日本を含む先進国4ヶ国の政府代表は、現在国連環境計画のもとジュネーブで行われている地球規模のPOPs規制条約を策定するための交渉会議(INC3)で、条約に、POPsの「発生・排出をなくす(elimination)」という目標が盛り込まれることに反対している。

日本の政府代表は、INCで対策が検討されている、優先的に対策を行うべき12種類のPOPsのうち、9日(18:00-21:00)に行われたダイオキシン類など非意図的POPsに関する会合(コンタクト・グループ)において、POPsの「発生・排出をなくす(elimination)」のは不可能であり、その目標(elimination)は受け入れられないとした。

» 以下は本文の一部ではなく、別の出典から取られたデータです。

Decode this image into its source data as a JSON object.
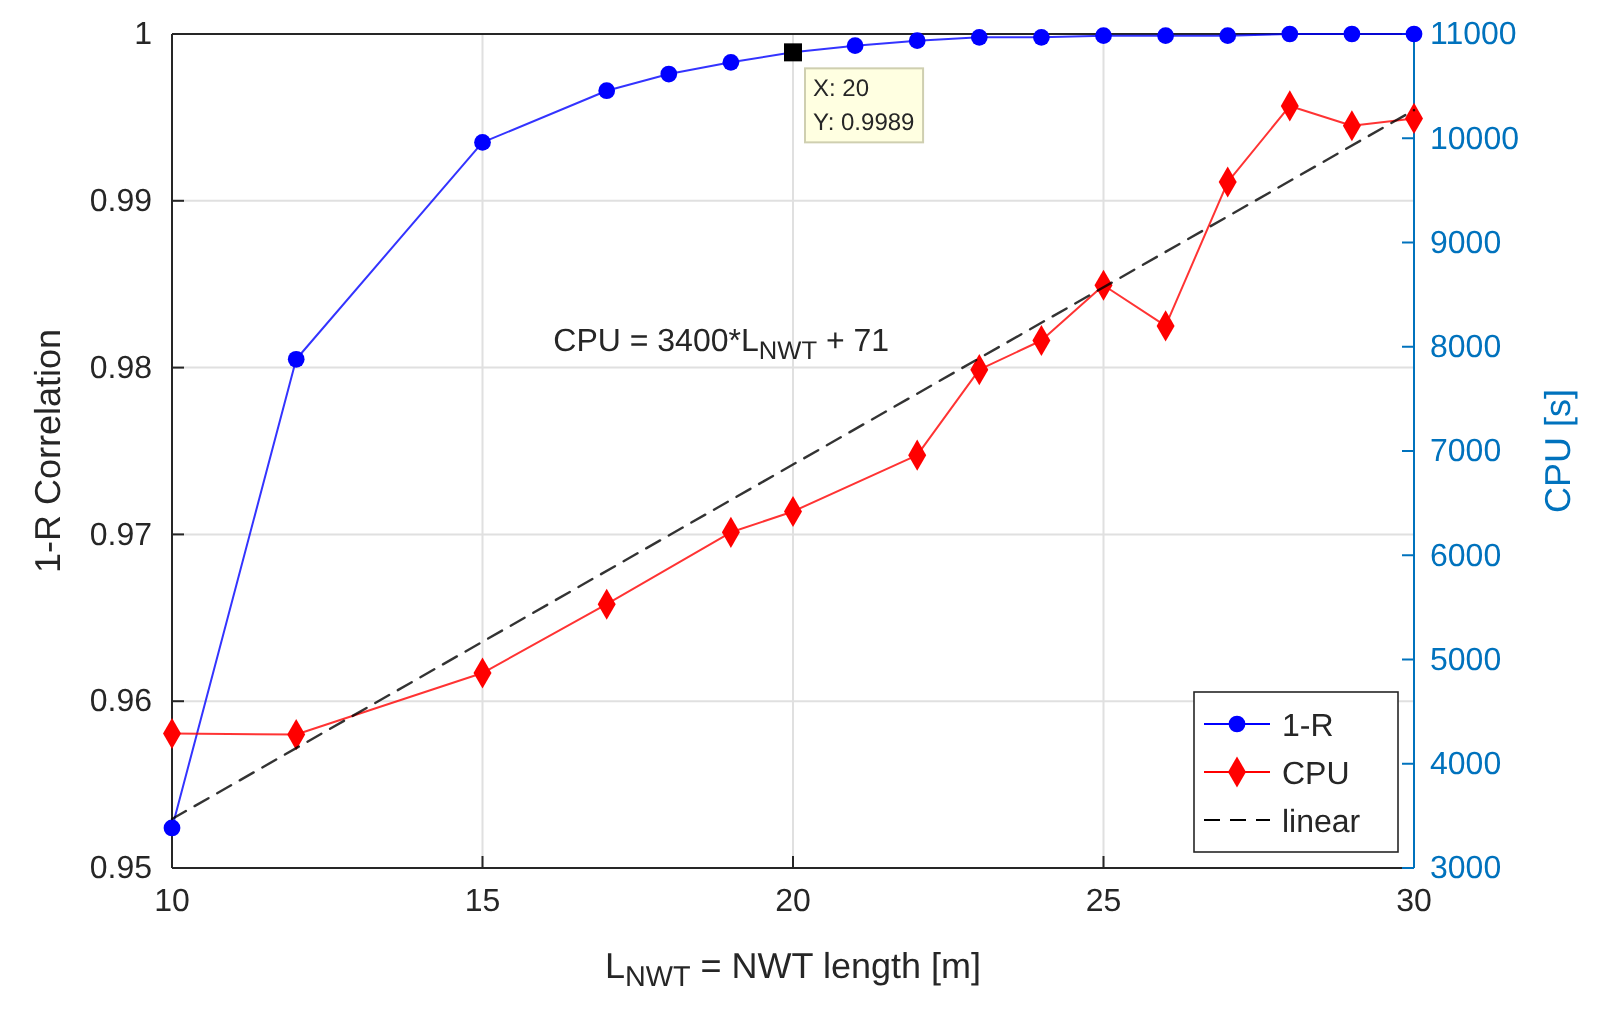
{
  "chart_data": {
    "type": "line",
    "xlabel": "L$_{NWT}$ = NWT length [m]",
    "ylabel": "1-R Correlation",
    "y2label": "CPU [s]",
    "xlim": [
      10,
      30
    ],
    "xticks": [
      10,
      15,
      20,
      25,
      30
    ],
    "ylim": [
      0.95,
      1
    ],
    "yticks": [
      0.95,
      0.96,
      0.97,
      0.98,
      0.99,
      1
    ],
    "y2lim": [
      3000,
      11000
    ],
    "y2ticks": [
      3000,
      4000,
      5000,
      6000,
      7000,
      8000,
      9000,
      10000,
      11000
    ],
    "grid": true,
    "legend": "bottom right",
    "series": [
      {
        "name": "1-R",
        "color": "#0000ff",
        "marker": "circle",
        "axis": "y",
        "x": [
          10,
          12,
          15,
          17,
          18,
          19,
          20,
          21,
          22,
          23,
          24,
          25,
          26,
          27,
          28,
          29,
          30
        ],
        "values": [
          0.9524,
          0.9805,
          0.9935,
          0.9966,
          0.9976,
          0.9983,
          0.9989,
          0.9993,
          0.9996,
          0.9998,
          0.9998,
          0.9999,
          0.9999,
          0.9999,
          1,
          1,
          1
        ]
      },
      {
        "name": "CPU",
        "color": "#ff0000",
        "marker": "diamond",
        "axis": "y2",
        "x": [
          10,
          12,
          15,
          17,
          19,
          20,
          22,
          23,
          24,
          25,
          26,
          27,
          28,
          29,
          30
        ],
        "values": [
          4290,
          4280,
          4870,
          5530,
          6220,
          6420,
          6960,
          7780,
          8060,
          8590,
          8200,
          9580,
          10310,
          10120,
          10190
        ]
      },
      {
        "name": "linear",
        "color": "#000000",
        "marker": "none",
        "line_style": "dashed",
        "axis": "y2",
        "x": [
          10,
          30
        ],
        "values": [
          3470,
          10270
        ]
      }
    ],
    "annotations": [
      "CPU = 3400*L$_{NWT}$ + 71",
      {
        "text": "X: 20\nY: 0.9989",
        "x": 20,
        "y": 0.9989
      }
    ]
  }
}
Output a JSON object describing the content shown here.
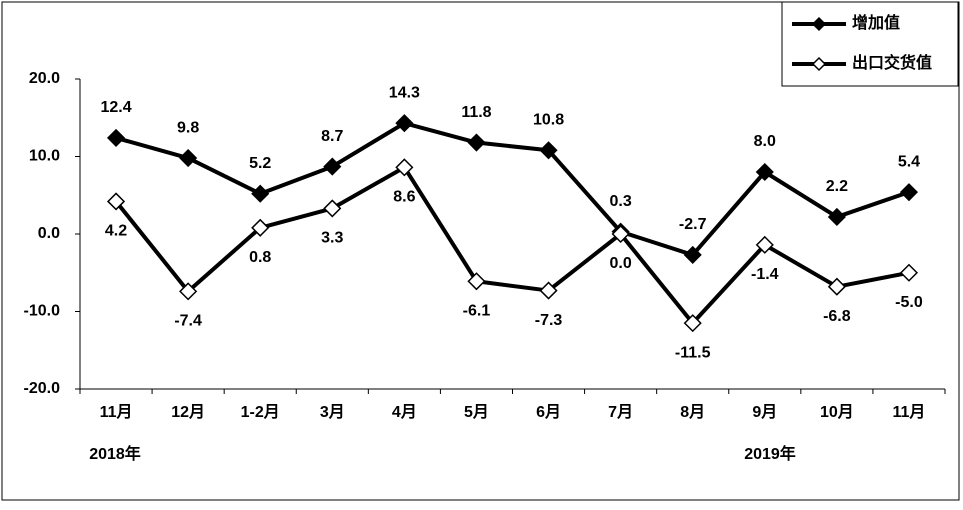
{
  "chart_data": {
    "type": "line",
    "categories": [
      "11月",
      "12月",
      "1-2月",
      "3月",
      "4月",
      "5月",
      "6月",
      "7月",
      "8月",
      "9月",
      "10月",
      "11月"
    ],
    "series": [
      {
        "name": "增加值",
        "color": "#000000",
        "marker": "filled-diamond",
        "values": [
          12.4,
          9.8,
          5.2,
          8.7,
          14.3,
          11.8,
          10.8,
          0.3,
          -2.7,
          8.0,
          2.2,
          5.4
        ],
        "value_labels": [
          "12.4",
          "9.8",
          "5.2",
          "8.7",
          "14.3",
          "11.8",
          "10.8",
          "0.3",
          "-2.7",
          "8.0",
          "2.2",
          "5.4"
        ]
      },
      {
        "name": "出口交货值",
        "color": "#000000",
        "marker": "open-diamond",
        "values": [
          4.2,
          -7.4,
          0.8,
          3.3,
          8.6,
          -6.1,
          -7.3,
          0.0,
          -11.5,
          -1.4,
          -6.8,
          -5.0
        ],
        "value_labels": [
          "4.2",
          "-7.4",
          "0.8",
          "3.3",
          "8.6",
          "-6.1",
          "-7.3",
          "0.0",
          "-11.5",
          "-1.4",
          "-6.8",
          "-5.0"
        ]
      }
    ],
    "ylim": [
      -20,
      20
    ],
    "yticks": [
      {
        "value": -20,
        "label": "-20.0"
      },
      {
        "value": -10,
        "label": "-10.0"
      },
      {
        "value": 0,
        "label": "0.0"
      },
      {
        "value": 10,
        "label": "10.0"
      },
      {
        "value": 20,
        "label": "20.0"
      }
    ],
    "annotations": [
      "2018年",
      "2019年"
    ],
    "grid": false,
    "legend": "top-right"
  }
}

9日および10日に外務省地球規模問題課に福島瑞穂議員(参)が確認したところ、日本政府の立場として、「発生・排出をなくす(elimination)」を支持することを関係省庁の間で合意しているはず(同課加藤氏)とのことで、現地ジュネーブでの発言と、この合意との間に乖離が生じている。

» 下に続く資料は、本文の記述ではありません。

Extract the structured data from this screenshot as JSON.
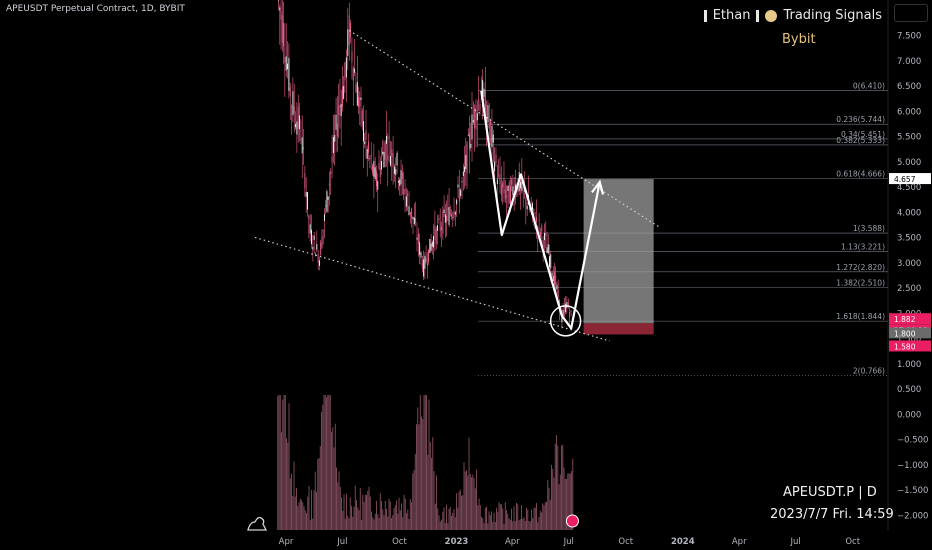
{
  "header": {
    "title": "APEUSDT Perpetual Contract, 1D, BYBIT",
    "author_label": "Ethan",
    "signals_label": "Trading Signals",
    "exchange": "Bybit"
  },
  "info_box": {
    "symbol": "APEUSDT.P | D",
    "datetime": "2023/7/7 Fri. 14:59"
  },
  "colors": {
    "background": "#000000",
    "candle": "#f06292",
    "volume": "#f48fb1",
    "fib_line": "#7a7a8a",
    "target_box": "#9e9e9e",
    "stop_box": "#8b2433",
    "price_label_red": "#e91e63",
    "price_label_gray": "#6b6b6b",
    "accent_gold": "#e5c27a"
  },
  "chart_data": {
    "type": "candlestick",
    "title": "APEUSDT Perpetual Contract, 1D, BYBIT",
    "y_axis": {
      "ticks": [
        "7.500",
        "7.000",
        "6.500",
        "6.000",
        "5.500",
        "5.000",
        "4.500",
        "4.000",
        "3.500",
        "3.000",
        "2.500",
        "2.000",
        "1.500",
        "1.000",
        "0.500",
        "0.000",
        "−0.500",
        "−1.000",
        "−1.500",
        "−2.000"
      ],
      "range": [
        -2.2,
        8.2
      ]
    },
    "x_axis": {
      "ticks": [
        "Apr",
        "Jul",
        "Oct",
        "2023",
        "Apr",
        "Jul",
        "Oct",
        "2024",
        "Apr",
        "Jul",
        "Oct"
      ],
      "bold_ticks": [
        "2023",
        "2024"
      ]
    },
    "price_path": [
      [
        "2022-03-20",
        8.2
      ],
      [
        "2022-03-28",
        7.6
      ],
      [
        "2022-04-10",
        6.2
      ],
      [
        "2022-04-25",
        5.6
      ],
      [
        "2022-05-10",
        3.6
      ],
      [
        "2022-05-25",
        3.1
      ],
      [
        "2022-06-10",
        4.6
      ],
      [
        "2022-06-25",
        6.0
      ],
      [
        "2022-07-05",
        6.6
      ],
      [
        "2022-07-12",
        7.6
      ],
      [
        "2022-07-25",
        6.4
      ],
      [
        "2022-08-10",
        5.2
      ],
      [
        "2022-08-25",
        4.6
      ],
      [
        "2022-09-10",
        5.4
      ],
      [
        "2022-09-25",
        5.0
      ],
      [
        "2022-10-10",
        4.4
      ],
      [
        "2022-10-25",
        3.8
      ],
      [
        "2022-11-09",
        2.9
      ],
      [
        "2022-11-25",
        3.5
      ],
      [
        "2022-12-10",
        3.8
      ],
      [
        "2022-12-28",
        4.1
      ],
      [
        "2023-01-12",
        4.6
      ],
      [
        "2023-01-26",
        5.7
      ],
      [
        "2023-02-10",
        6.4
      ],
      [
        "2023-02-25",
        5.6
      ],
      [
        "2023-03-10",
        4.6
      ],
      [
        "2023-03-25",
        4.3
      ],
      [
        "2023-04-10",
        4.6
      ],
      [
        "2023-04-25",
        4.2
      ],
      [
        "2023-05-10",
        3.8
      ],
      [
        "2023-05-25",
        3.4
      ],
      [
        "2023-06-10",
        2.6
      ],
      [
        "2023-06-20",
        1.9
      ],
      [
        "2023-06-28",
        2.2
      ],
      [
        "2023-07-07",
        1.882
      ]
    ],
    "volume": {
      "axis": "overlay-bottom",
      "peaks": [
        [
          "2022-03-25",
          "high"
        ],
        [
          "2022-06-05",
          "high"
        ],
        [
          "2022-11-08",
          "high"
        ],
        [
          "2023-01-20",
          "medium"
        ],
        [
          "2023-06-10",
          "medium"
        ],
        [
          "2023-07-05",
          "medium"
        ]
      ]
    },
    "fibonacci": [
      {
        "label": "0(6.410)",
        "value": 6.41
      },
      {
        "label": "0.236(5.744)",
        "value": 5.744
      },
      {
        "label": "0.34(5.451)",
        "value": 5.451
      },
      {
        "label": "0.382(5.333)",
        "value": 5.333
      },
      {
        "label": "0.618(4.666)",
        "value": 4.666
      },
      {
        "label": "1(3.588)",
        "value": 3.588
      },
      {
        "label": "1.13(3.221)",
        "value": 3.221
      },
      {
        "label": "1.272(2.820)",
        "value": 2.82
      },
      {
        "label": "1.382(2.510)",
        "value": 2.51
      },
      {
        "label": "1.618(1.844)",
        "value": 1.844
      },
      {
        "label": "2(0.766)",
        "value": 0.766
      }
    ],
    "trendlines": [
      {
        "from": [
          "2022-07-12",
          7.6
        ],
        "to": [
          "2023-11-25",
          3.7
        ]
      },
      {
        "from": [
          "2022-02-10",
          3.5
        ],
        "to": [
          "2023-09-05",
          1.45
        ]
      }
    ],
    "projection_path": [
      [
        "2023-02-10",
        6.4
      ],
      [
        "2023-03-15",
        3.55
      ],
      [
        "2023-04-15",
        4.75
      ],
      [
        "2023-06-20",
        1.95
      ],
      [
        "2023-07-05",
        1.7
      ],
      [
        "2023-08-20",
        4.6
      ]
    ],
    "target_zone": {
      "from": "2023-07-25",
      "to": "2023-11-15",
      "top": 4.657,
      "bottom": 1.8
    },
    "stop_zone": {
      "from": "2023-07-25",
      "to": "2023-11-15",
      "top": 1.8,
      "bottom": 1.58
    },
    "highlight_circle": {
      "date": "2023-06-26",
      "value": 1.85
    },
    "price_labels": [
      {
        "text": "4.657",
        "value": 4.657,
        "style": "dark"
      },
      {
        "text": "1.882",
        "value": 1.882,
        "style": "red"
      },
      {
        "text": "17:00:13",
        "value": 1.882,
        "style": "red-sub"
      },
      {
        "text": "1.800",
        "value": 1.8,
        "style": "gray"
      },
      {
        "text": "1.580",
        "value": 1.58,
        "style": "red"
      }
    ]
  }
}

日本は、7日に行われていた非意図的POPsの会合でも、「全廃(elimination)という目標を設定すると、多くの国が条約に参加しなくなるだろう」と、全廃目標に対して婉曲な反対ともとれる発言を行っていた。
これに対し、グリーンピースは8日、外務大臣、環境庁長官、厚生大臣、通産省大臣に対して「全廃を目指して削減」するという、目標を支持するよう要請書を提出している。

2ヶ月ほど前にベルギーで起こった鶏肉のダイオキシン汚染は、少量のダイオキシンが予期せぬ経路で食品に紛れ込んだことから、日本をも含む世界的な食糧スキャンダルへと発展した。
ダイオキシンなど非意図的なPOPsによるこうした脅威を防ぐ唯一の方法は、ダイオキシン類の「発生・排出をなすこと」を目標として削減することである。